Frona loved to run with the dogs through the biting frost, cheeks tingling, blood bounding, body thrust forward, and limbs rising and falling ceaselessly to the pace. And one November day, with the first cold snap on and the spirit thermometer frigidly marking sixty-five below, she got out the sled, harnessed her team of huskies, and flew down the river trail. As soon as she cleared the town she was off and running. And in such manner, running and riding by turns, she swept through the Indian village below the bluff’s, made an eight-mile circle up Moosehide Creek and back, crossed the river on the ice, and several hours later came flying up the west bank of the Yukon opposite the town. She was aiming to tap and return by the trail for the wood-sleds which crossed thereabout, but a mile away from it she ran into the soft snow and brought the winded dogs to a walk.

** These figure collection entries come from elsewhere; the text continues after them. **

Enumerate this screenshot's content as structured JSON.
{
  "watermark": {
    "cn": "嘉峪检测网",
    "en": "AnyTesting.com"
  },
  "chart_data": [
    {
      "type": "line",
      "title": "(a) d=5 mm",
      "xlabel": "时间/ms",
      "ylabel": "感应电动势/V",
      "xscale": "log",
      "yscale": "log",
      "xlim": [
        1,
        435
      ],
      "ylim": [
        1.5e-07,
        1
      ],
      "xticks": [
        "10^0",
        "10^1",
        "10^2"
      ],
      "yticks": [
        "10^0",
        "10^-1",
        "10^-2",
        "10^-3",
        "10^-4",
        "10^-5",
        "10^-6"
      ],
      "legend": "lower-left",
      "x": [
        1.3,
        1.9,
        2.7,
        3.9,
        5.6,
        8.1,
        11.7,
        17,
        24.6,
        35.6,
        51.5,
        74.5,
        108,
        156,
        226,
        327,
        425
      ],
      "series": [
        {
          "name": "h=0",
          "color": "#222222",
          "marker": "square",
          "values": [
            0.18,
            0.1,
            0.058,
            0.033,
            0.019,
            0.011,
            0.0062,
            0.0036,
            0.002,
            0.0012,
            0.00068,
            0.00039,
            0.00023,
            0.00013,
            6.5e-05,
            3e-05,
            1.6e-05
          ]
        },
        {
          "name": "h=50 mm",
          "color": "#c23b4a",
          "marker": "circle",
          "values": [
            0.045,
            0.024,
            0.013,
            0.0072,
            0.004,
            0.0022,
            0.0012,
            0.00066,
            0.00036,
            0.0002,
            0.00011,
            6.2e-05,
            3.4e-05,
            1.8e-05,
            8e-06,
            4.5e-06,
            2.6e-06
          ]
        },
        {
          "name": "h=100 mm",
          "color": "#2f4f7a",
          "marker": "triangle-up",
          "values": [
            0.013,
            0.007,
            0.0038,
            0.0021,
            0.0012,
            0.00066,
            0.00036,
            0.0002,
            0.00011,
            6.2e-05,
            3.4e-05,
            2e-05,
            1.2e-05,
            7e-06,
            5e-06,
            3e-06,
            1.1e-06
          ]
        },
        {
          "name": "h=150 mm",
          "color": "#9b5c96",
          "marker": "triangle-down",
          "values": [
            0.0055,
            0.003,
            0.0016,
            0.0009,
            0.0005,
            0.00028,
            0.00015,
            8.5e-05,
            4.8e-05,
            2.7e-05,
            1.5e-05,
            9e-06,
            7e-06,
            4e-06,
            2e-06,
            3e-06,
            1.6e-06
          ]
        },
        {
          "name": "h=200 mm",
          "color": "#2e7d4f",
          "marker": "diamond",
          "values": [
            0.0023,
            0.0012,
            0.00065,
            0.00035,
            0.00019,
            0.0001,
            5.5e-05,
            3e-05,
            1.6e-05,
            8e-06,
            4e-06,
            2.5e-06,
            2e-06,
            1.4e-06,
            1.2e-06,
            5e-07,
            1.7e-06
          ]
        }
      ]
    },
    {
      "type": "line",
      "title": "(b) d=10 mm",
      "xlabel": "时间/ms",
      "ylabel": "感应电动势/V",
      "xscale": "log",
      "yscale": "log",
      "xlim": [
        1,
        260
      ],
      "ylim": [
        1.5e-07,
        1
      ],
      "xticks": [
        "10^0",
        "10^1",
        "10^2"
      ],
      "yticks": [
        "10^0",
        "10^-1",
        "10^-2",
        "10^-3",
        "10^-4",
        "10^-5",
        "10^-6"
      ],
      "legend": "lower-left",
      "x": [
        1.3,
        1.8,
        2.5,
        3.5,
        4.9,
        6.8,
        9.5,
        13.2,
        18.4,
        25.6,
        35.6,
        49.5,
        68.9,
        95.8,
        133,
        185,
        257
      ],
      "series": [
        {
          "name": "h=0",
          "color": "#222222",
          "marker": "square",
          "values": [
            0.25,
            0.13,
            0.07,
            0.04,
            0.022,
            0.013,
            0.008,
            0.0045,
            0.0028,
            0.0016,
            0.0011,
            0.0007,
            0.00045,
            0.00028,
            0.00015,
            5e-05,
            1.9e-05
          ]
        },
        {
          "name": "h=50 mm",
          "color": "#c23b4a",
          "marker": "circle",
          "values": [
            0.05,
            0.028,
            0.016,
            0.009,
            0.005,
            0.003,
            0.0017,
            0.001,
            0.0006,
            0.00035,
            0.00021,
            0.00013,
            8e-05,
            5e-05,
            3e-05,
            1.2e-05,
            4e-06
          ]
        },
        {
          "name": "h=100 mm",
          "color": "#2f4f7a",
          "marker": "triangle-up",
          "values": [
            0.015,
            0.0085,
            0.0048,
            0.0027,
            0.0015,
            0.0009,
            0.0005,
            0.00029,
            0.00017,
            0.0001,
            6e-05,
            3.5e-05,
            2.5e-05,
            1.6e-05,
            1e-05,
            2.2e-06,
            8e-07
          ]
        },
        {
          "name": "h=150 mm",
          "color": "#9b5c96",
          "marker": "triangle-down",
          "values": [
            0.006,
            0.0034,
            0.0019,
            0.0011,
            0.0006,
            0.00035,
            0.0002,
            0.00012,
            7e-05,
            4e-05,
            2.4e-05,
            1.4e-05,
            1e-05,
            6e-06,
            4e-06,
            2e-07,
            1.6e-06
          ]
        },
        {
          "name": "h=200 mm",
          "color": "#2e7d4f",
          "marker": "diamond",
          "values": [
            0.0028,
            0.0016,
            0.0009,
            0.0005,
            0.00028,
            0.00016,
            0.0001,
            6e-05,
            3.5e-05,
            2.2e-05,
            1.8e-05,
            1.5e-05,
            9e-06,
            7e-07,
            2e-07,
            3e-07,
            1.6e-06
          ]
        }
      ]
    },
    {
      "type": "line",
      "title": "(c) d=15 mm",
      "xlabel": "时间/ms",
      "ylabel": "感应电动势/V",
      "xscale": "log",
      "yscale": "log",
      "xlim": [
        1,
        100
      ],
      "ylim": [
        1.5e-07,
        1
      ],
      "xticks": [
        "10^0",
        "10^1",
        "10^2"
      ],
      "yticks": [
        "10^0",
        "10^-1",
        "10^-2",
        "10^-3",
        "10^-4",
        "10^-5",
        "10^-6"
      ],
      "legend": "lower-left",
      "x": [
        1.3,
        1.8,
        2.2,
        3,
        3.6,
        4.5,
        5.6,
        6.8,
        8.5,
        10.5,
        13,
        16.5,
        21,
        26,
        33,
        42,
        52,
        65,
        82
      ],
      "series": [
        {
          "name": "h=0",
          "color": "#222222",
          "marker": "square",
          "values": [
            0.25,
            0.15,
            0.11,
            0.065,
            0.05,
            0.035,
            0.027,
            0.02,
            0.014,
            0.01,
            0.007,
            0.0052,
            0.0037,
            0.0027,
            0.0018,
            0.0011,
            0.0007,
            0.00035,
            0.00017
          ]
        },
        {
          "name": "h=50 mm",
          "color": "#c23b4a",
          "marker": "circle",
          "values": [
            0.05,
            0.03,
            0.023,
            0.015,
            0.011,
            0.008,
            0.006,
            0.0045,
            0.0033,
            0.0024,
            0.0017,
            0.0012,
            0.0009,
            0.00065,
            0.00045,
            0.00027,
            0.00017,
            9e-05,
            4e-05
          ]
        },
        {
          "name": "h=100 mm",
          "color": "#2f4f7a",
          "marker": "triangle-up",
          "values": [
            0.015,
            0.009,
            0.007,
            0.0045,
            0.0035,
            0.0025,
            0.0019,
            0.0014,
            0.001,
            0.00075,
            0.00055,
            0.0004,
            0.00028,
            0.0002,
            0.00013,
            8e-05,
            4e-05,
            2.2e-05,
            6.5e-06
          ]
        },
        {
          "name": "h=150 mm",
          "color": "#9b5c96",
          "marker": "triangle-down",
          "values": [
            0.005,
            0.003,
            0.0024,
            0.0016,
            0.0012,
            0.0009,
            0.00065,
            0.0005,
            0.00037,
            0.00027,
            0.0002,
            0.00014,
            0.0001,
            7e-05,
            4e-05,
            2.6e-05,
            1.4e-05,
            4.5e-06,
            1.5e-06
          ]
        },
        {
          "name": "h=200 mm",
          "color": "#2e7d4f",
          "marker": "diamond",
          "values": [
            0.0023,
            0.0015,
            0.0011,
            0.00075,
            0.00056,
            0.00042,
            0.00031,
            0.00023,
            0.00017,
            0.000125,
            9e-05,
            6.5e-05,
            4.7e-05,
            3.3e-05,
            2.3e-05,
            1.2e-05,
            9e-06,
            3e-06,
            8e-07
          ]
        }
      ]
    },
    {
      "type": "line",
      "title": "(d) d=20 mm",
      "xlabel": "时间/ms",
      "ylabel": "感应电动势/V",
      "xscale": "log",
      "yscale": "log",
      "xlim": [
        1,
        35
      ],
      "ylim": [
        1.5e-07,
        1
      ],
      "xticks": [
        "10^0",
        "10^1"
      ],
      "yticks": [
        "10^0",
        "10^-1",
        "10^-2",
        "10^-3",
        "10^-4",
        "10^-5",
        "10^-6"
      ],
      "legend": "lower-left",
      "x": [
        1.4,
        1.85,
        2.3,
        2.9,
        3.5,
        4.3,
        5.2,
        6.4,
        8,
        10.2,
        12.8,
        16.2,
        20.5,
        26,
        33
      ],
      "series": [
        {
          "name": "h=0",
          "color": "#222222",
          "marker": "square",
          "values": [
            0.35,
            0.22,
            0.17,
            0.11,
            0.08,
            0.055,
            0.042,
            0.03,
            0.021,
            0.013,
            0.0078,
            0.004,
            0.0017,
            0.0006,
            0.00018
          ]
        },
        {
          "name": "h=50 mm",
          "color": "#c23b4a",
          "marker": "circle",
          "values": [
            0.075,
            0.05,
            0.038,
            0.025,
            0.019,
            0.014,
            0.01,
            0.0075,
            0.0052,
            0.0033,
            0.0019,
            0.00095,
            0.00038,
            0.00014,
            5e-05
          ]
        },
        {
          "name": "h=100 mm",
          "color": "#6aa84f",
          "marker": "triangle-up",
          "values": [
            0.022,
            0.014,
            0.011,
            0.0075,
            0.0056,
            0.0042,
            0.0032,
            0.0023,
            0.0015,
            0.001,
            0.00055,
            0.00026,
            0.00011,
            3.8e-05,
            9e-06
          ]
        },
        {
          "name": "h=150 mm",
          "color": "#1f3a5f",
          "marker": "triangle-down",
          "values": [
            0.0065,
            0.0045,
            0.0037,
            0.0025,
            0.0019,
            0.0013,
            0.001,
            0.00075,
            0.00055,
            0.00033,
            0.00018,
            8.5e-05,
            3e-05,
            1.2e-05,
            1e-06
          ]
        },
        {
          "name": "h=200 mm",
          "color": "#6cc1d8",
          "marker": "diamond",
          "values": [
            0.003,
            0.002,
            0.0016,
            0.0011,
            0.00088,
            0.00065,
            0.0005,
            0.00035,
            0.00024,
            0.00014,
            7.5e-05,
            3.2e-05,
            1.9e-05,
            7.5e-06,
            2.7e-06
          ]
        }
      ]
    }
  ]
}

Along the rim of the river and under the frown of the overhanging cliffs, she directed the path she was breaking. Here and there she made detours to avoid the out-jutting talus, and at other times followed the ice in against the precipitous walls and hugged them closely around the abrupt bends. And so, at the head of her huskies, she came suddenly upon a woman sitting in the snow and gazing across the river at smoke-canopied Dawson. She had been crying, and this was sufficient to prevent Frona’s scrutiny from wandering farther. A tear, turned to a globule of ice, rested on her cheek, and her eyes were dim and moist; there was an-expression of hopeless, fathomless woe.